O deputado Aldo Rebelo falou por último, apresentando uma eloqüente defesa da obra freyreana e atacando com veemência as tentativas de trocar o modelo brasileiro de integração racial – que nessa obra encontra sua auto-expressão e se torna um valor autoconsciente – pelo modelo americano. Como concordo em gênero, número e grau com a posição do deputado, e como tenho argumentado em favor dela em artigos de jornais e revistas, não preciso resumi-la de novo aqui.

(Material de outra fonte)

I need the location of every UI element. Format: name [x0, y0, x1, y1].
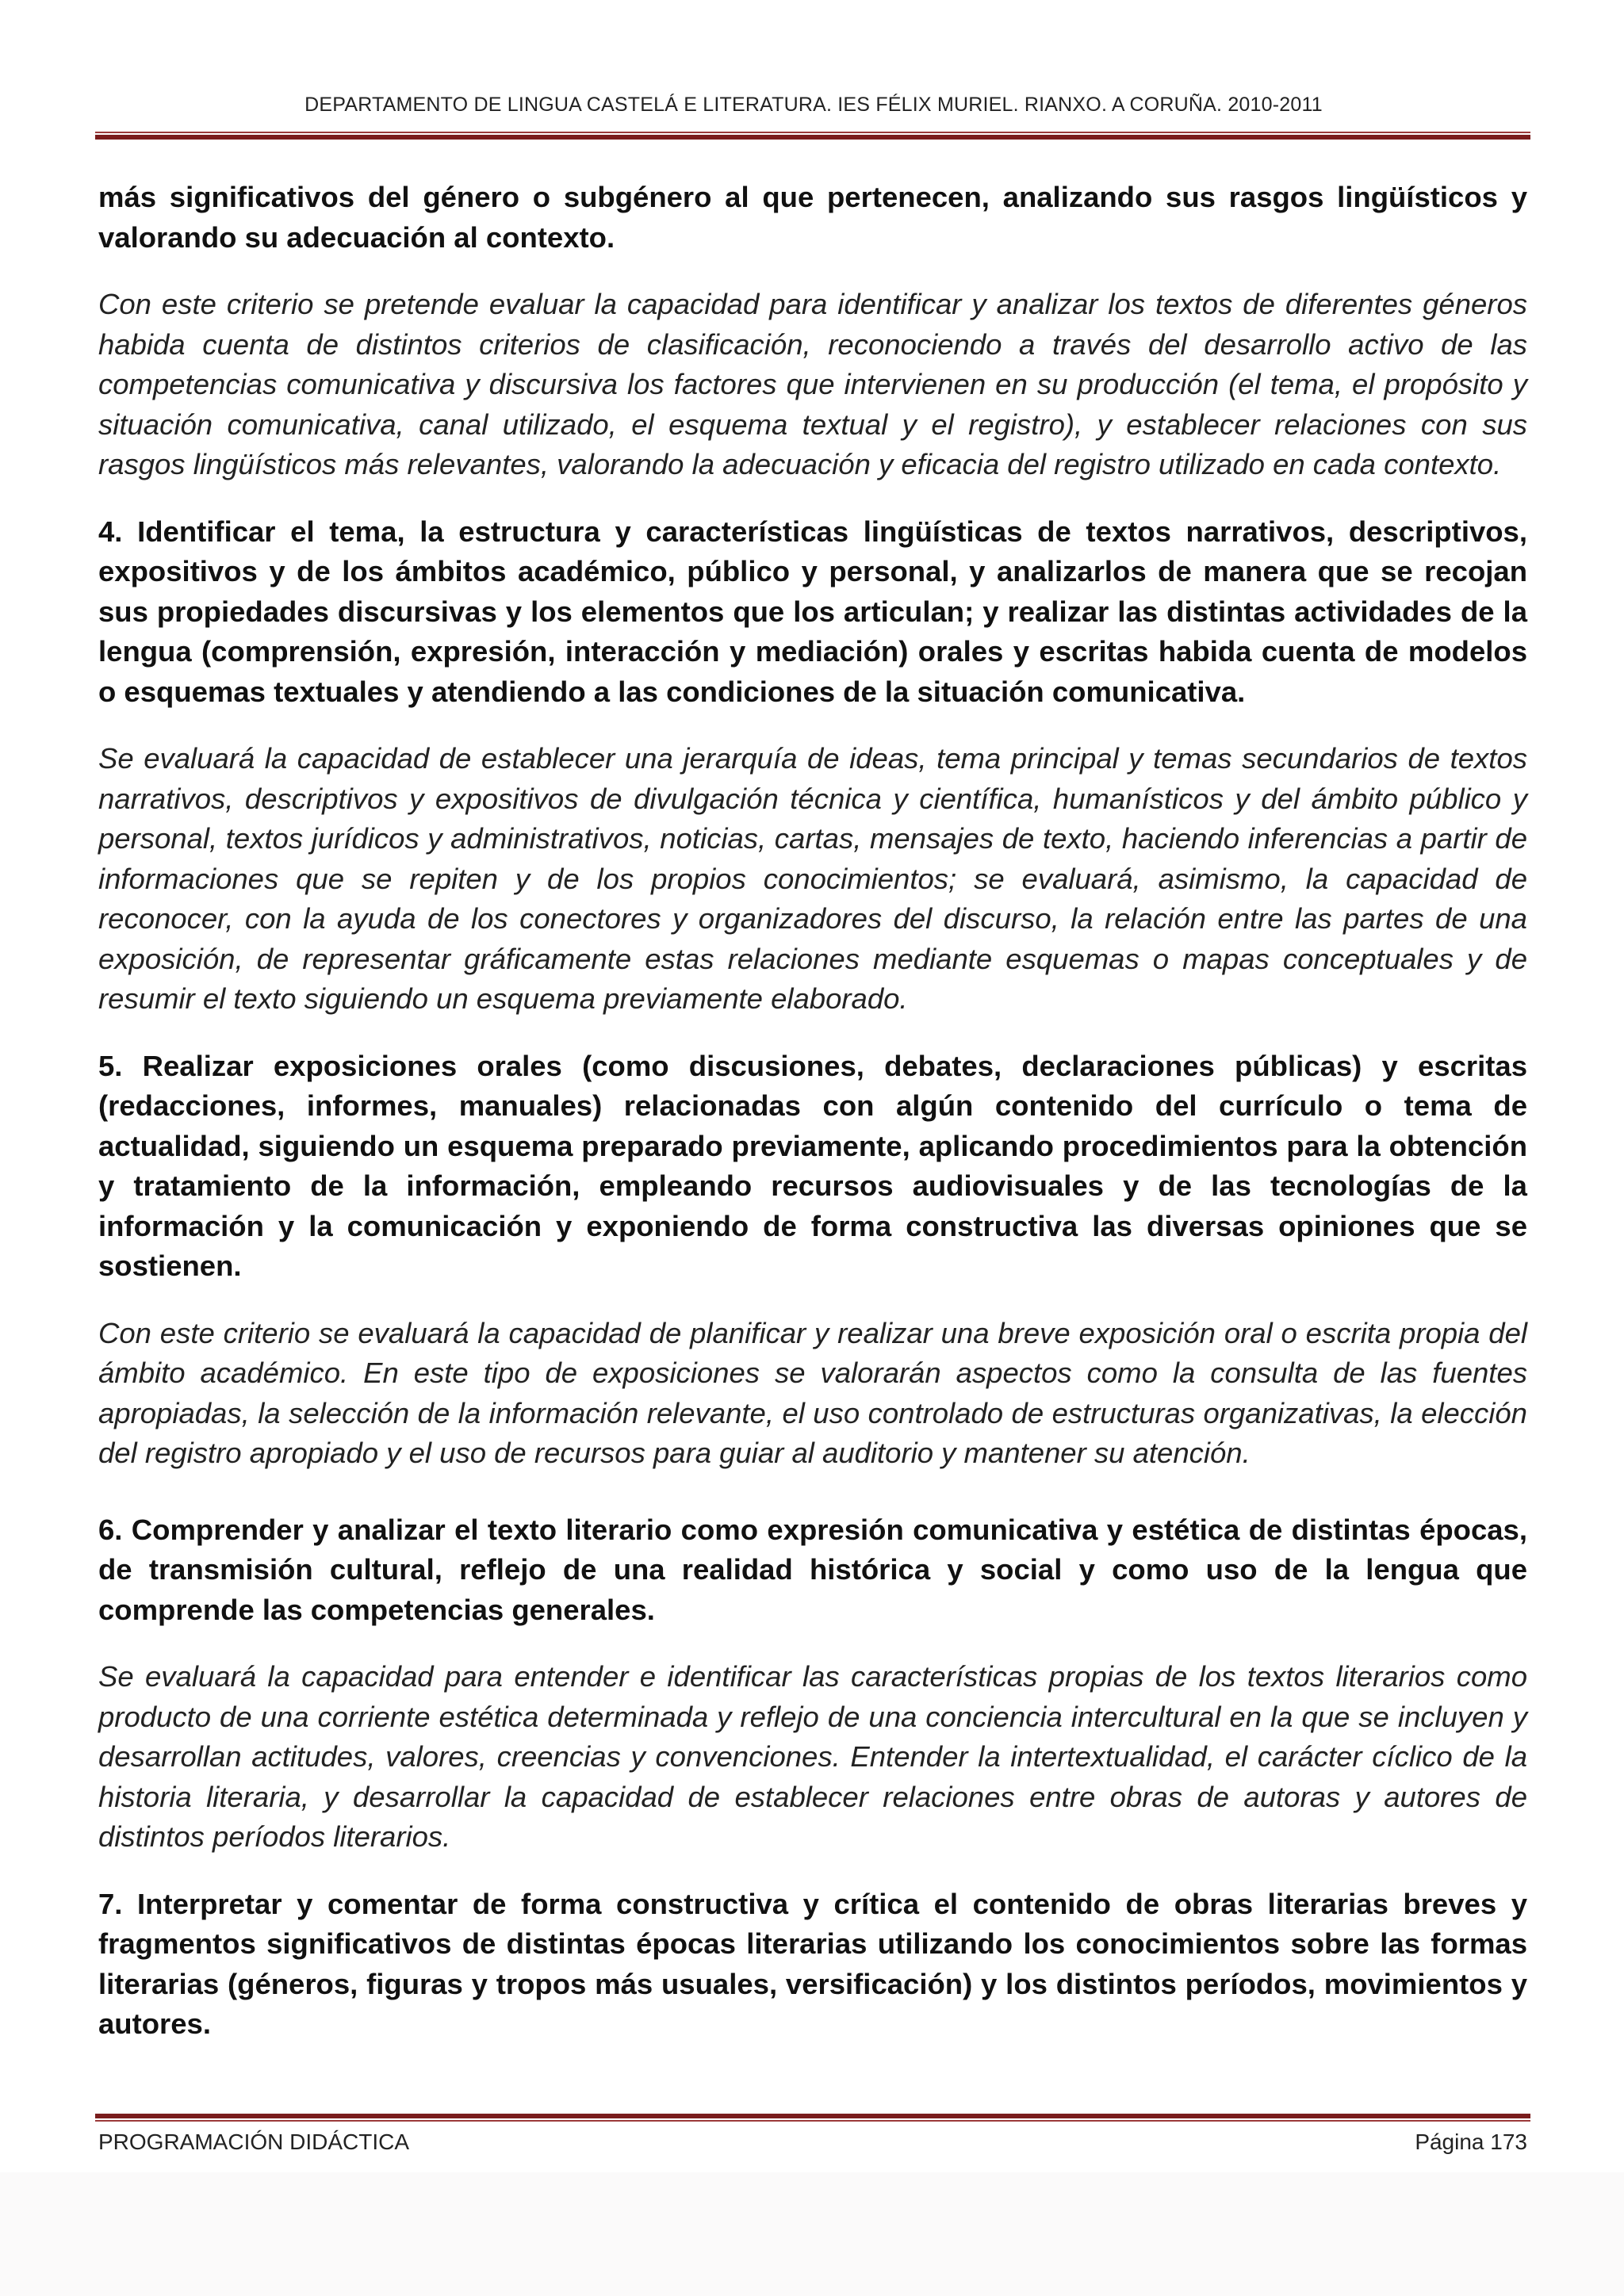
footer-rule-thin: [95, 2120, 1530, 2122]
header-rule-thick: [95, 135, 1530, 140]
header-rule-thin: [95, 132, 1530, 133]
criterion-5-description: Con este criterio se evaluará la capacidad de planificar y realizar una breve exposición oral o escrita propia del ámbito académico. En este tipo de exposiciones se valorarán aspectos como la consulta de las fuentes apropiadas, la selección de la información relevante, el uso controlado de estructuras organizativas, la elección del registro apropiado y el uso de recursos para guiar al auditorio y mantener su atención.: [98, 1316, 1527, 1469]
criterion-4: 4. Identificar el tema, la estructura y características lingüísticas de textos narrativos, descriptivos, expositivos y de los ámbitos académico, público y personal, y analizarlos de manera que se recojan sus propiedades discursivas y los elementos que los articulan; y realizar las distintas actividades de la lengua (comprensión, expresión, interacción y mediación) orales y escritas habida cuenta de modelos o esquemas textuales y atendiendo a las condiciones de la situación comunicativa.: [98, 515, 1527, 708]
criterion-continuation: más significativos del género o subgénero al que pertenecen, analizando sus rasgos lingüísticos y valorando su adecuación al contexto.: [98, 181, 1527, 254]
criterion-5: 5. Realizar exposiciones orales (como discusiones, debates, declaraciones públicas) y escritas (redacciones, informes, manuales) relacionadas con algún contenido del currículo o tema de actualidad, siguiendo un esquema preparado previamente, aplicando procedimientos para la obtención y tratamiento de la información, empleando recursos audiovisuales y de las tecnologías de la información y la comunicación y exponiendo de forma constructiva las diversas opiniones que se sostienen.: [98, 1049, 1527, 1282]
page-content: [98, 178, 1527, 2045]
footer-rule-thick: [95, 2114, 1530, 2118]
page-header: DEPARTAMENTO DE LINGUA CASTELÁ E LITERATURA. IES FÉLIX MURIEL. RIANXO. A CORUÑA. 2010-2011: [304, 94, 1323, 116]
criterion-6-description: Se evaluará la capacidad para entender e identificar las características propias de los textos literarios como producto de una corriente estética determinada y reflejo de una conciencia intercultural en la que se incluyen y desarrollan actitudes, valores, creencias y convenciones. Entender la intertextualidad, el carácter cíclico de la historia literaria, y desarrollar la capacidad de establecer relaciones entre obras de autoras y autores de distintos períodos literarios.: [98, 1660, 1527, 1853]
footer-title: PROGRAMACIÓN DIDÁCTICA: [98, 2130, 410, 2154]
criterion-3-description: Con este criterio se pretende evaluar la capacidad para identificar y analizar los textos de diferentes géneros habida cuenta de distintos criterios de clasificación, reconociendo a través del desarrollo activo de las competencias comunicativa y discursiva los factores que intervienen en su producción (el tema, el propósito y situación comunicativa, canal utilizado, el esquema textual y el registro), y establecer relaciones con sus rasgos lingüísticos más relevantes, valorando la adecuación y eficacia del registro utilizado en cada contexto.: [98, 288, 1527, 480]
criterion-7: 7. Interpretar y comentar de forma constructiva y crítica el contenido de obras literarias breves y fragmentos significativos de distintas épocas literarias utilizando los conocimientos sobre las formas literarias (géneros, figuras y tropos más usuales, versificación) y los distintos períodos, movimientos y autores.: [98, 1887, 1527, 2040]
page-bottom-band: [0, 2172, 1624, 2296]
page-number: Página 173: [1415, 2130, 1527, 2154]
criterion-6: 6. Comprender y analizar el texto literario como expresión comunicativa y estética de distintas épocas, de transmisión cultural, reflejo de una realidad histórica y social y como uso de la lengua que comprende las competencias generales.: [98, 1513, 1527, 1626]
criterion-4-description: Se evaluará la capacidad de establecer una jerarquía de ideas, tema principal y temas secundarios de textos narrativos, descriptivos y expositivos de divulgación técnica y científica, humanísticos y del ámbito público y personal, textos jurídicos y administrativos, noticias, cartas, mensajes de texto, haciendo inferencias a partir de informaciones que se repiten y de los propios conocimientos; se evaluará, asimismo, la capacidad de reconocer, con la ayuda de los conectores y organizadores del discurso, la relación entre las partes de una exposición, de representar gráficamente estas relaciones mediante esquemas o mapas conceptuales y de resumir el texto siguiendo un esquema previamente elaborado.: [98, 742, 1527, 1015]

Por uma feliz coincidência, eu acabava de enviar a Época mais um artigo sobre o assunto, que estava sendo impresso nas oficinas da Editora Globo enquanto conversávamos na PUC e foi para as bancas na manhã do dia 12.

Uma nota destoante foi dada pelo próprio deputado, quando, gratuitamente, afirmou que a Igreja católica negava que negros e índios tivessem alma – uma inverdade, um absurdo e uma impossibilidade pura e simples, pois a Igreja tinha santos negros canonizados desde dez séculos antes da descoberta do Brasil, e quanto aos índios seria cômico um esforço tão grande da parte da Igreja para catequizar criaturas desprovidas de alma, livres, portanto, da possibilidade das penas infernais.

Atruibuo à pura e simples desinformação essa tirada de mau-gosto, que em si não teve importância no contexto da discussão e que não modifica em nada a imagem positiva de Aldo Rebelo, um dos melhores políticos brasileiros, pelo qual tenho o maior respeito e admiração.

Outra nota desafinada veio de militantes negros enragés, um dos quais disse umas coisas sobre Auschwitz que não compreendi absolutamente, e outro que alegou ser a famosa “família brasileira” uma filha, não do casamento, mas do estupro das negras pelos brancos. Como meu filho Luiz, um característico mulato brasileiro, estivesse na platéia, pedi-lhe que se apresentasse e perguntei ao cidadão se o julgava um produto do estupro, sugerindo-lhe que, se não pudesse defender essa tese ali mesmo, na frente do pai do rapaz, tivesse a amabilidade de ficar calado, o que ele fez sem maiores objeções.

Em todo caso, a apresentação que suscitou mais reações foi a do deputado Rebelo, muito incômoda, é claro, para certo tipo de militantes black subsidiados por fundações norte-americanas. Mesmo assim, essas objeções foram tímidas, pelo simples fato de que seria muito difícil alguém impugnar a tese do deputado sem se desmascarar, no ato, como um adepto do imperialismo global. E quem iria querer fazer isso, diante de uma platéia de duzentos brasileiros?

O Instituto Mário Alves está de parabéns pela iniciativa do debate. A situação do mundo é complicada, ninguém pode pretender tê-la compreendido por inteiro, e a única maneira de lançar alguma luz sobre o assunto é falar francamente. Numa época em que tantos vêm tentando bloquear o debate ou transformá-lo numa pura disputa erística a serviço da luta pelo poder, foi uma grande alegria poder conversar com Aldo Rebelo e Jacob Gorender. Por instantes, senti que estávamos de volta a um outro Brasil, aquele Brasil onde enfezados esquerdistas e obstinados conservadores prodiam trocar idéias – porque tinham idéias – sem ódios, temores ou desconfianças caipiras.